Despite this, All the King’s Men is quite good. For one, I give it points for being unashamed of its intelligence. It’s an adaptation of Robert Penn Warren’s Pulitzer Prize-winning novel after all. It could have cut all Warren’s discussions about virtue and truth, and the extent to which both must be pulled from the mire of evil and ignorance (otherwise known as “the shit”) but it didn’t. Furthermore, the film is almost universally well acted. Anthony Hopkins, in particular, is excellent as Judge Montague Irwin, the man who raised journalist-cum-political advisor Jack Burden from an early age.

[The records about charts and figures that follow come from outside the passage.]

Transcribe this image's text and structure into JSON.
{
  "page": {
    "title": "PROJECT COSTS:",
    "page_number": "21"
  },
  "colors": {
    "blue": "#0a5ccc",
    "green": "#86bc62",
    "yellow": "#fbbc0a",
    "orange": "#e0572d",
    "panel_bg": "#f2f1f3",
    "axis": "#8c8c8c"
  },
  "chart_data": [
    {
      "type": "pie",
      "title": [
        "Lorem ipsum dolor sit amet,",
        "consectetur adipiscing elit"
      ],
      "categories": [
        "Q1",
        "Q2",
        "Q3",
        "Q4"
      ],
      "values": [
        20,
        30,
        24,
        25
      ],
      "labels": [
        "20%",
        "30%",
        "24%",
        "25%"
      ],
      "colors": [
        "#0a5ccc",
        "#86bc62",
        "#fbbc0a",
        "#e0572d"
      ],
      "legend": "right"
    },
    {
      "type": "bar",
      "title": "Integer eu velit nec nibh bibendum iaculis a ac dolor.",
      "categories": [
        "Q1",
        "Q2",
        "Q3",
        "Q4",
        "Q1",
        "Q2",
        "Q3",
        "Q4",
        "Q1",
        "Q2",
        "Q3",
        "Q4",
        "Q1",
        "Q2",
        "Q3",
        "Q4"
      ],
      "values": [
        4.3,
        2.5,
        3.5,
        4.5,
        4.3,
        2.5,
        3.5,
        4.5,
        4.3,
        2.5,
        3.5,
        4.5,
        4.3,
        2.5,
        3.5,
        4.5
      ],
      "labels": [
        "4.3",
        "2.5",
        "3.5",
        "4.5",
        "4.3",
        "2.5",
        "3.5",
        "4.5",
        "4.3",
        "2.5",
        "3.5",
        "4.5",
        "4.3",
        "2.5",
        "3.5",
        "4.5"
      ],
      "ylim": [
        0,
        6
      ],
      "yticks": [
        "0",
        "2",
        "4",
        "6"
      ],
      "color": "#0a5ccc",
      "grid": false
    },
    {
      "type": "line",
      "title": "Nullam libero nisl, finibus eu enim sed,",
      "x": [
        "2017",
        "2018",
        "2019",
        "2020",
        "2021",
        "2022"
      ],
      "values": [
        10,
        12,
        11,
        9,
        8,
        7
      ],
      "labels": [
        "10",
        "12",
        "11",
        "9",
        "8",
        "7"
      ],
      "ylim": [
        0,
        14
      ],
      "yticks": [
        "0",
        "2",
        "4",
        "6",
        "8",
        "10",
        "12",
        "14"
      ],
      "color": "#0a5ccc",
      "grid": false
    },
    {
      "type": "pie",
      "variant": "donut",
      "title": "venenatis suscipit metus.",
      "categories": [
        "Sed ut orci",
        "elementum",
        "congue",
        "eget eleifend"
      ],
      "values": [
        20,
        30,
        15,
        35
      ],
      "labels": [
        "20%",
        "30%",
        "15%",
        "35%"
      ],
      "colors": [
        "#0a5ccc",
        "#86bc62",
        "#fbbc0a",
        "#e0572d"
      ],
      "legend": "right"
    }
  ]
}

Where the film stumbles a bit is in its depiction of Louisiana populist Willy Stark. I don’t mean to say that Sean Penn doesn’t give a spellbinding performance. He does. I just think it’s the wrong performance. When Stark makes the transformation from dumb, do-gooder yokel to empowered political force, he should retain a degree of his original likeability. If not, it seems strange that so many, Jack Burden (Jude Law) included, would gravitate to him. In Penn’s hands, though, Stark breathes fire and foams at the mouth. It doesn’t help that, wherever possible, Zaillian throws in gothic, quasi-Tim Burton visual touches, all of which suggest that Stark is a more handsome version of Danny De Vito’s Penguin. Stark eventually ends up as corrupt as those he began the film attacking, but this encroaching evil is too obviously telegraphed.

As a result, Zaillian fails to get across the real struggle taking going on within Burden: the blue-blood’s simultaneous desire to annihilate and cherish the privileged class from which he sprang. With Jack’s psychology left murky and Stark portrayed as a rabid nutcase, All the King’s Men becomes more an assemblage of interesting scenes than a brilliant film.